Can you post the link with the name of the breeders ? It will lead people to the group and they can become a member and then see the post.


----------



## Skylar (Jul 29, 2016)

Wish I had that resource when I was looking for my minipoo. Thanks for posting.


----------



## MollyMuiMa (Oct 13, 2012)

Dechi said:


> I love this group !
> 
> Can you post the link with the name of the breeders ? It will lead people to the group and they can become a member and then see the post.


Don't know how! I guess other 'Facebookies' would probably find it just by putting the group's name in the Facebook search bar? It came up for me when I did a Facebook search with just the word 'Poodle' LOL! I know there are some members of PF that are members of it......maybe they will know. Just going to the 'group' on FB will give the info in their content. Lots of litters are posted all the time of all sizes but they also have lists of the breeders by poodle size.... great place!


----------



## Dechi (Aug 22, 2015)

Here is the linl to the FB group. Just look around, there are miniatures available.

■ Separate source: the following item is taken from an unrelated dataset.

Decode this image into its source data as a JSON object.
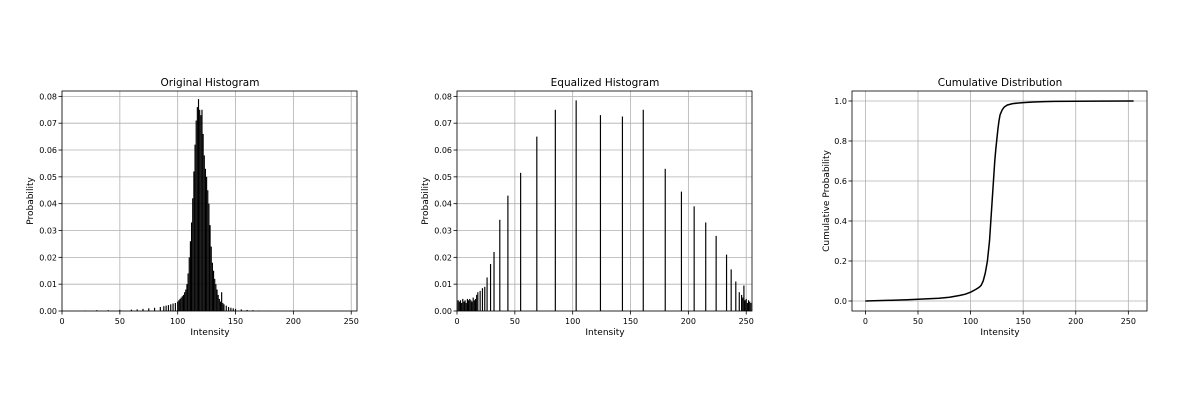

https://www.facebook.com/groups/477...dPpgiDsmcOYck8dTp5hNOOhnRGdooAqoyJwPdgcY9raPM


----------



## sitstaypoodle (Apr 18, 2019)

Does anyone know if this FB group is still active? I put in a request to join, but haven't heard anything.


----------



## twyla (Apr 28, 2010)

Sometimes it takes a bit, yes it is very active


----------



## lciano (Dec 26, 2019)

sitstaypoodle said:


> Does anyone know if this FB group is still active? I put in a request to join, but haven't heard anything.


Me too ! Still waiting.


----------



## Lily5949 (Jan 10, 2020)

I am also still waiting


----------



## twyla (Apr 28, 2010)

Lily5949 said:


> I am also still waiting


It is still active, I would contact them again because you know holidays


----------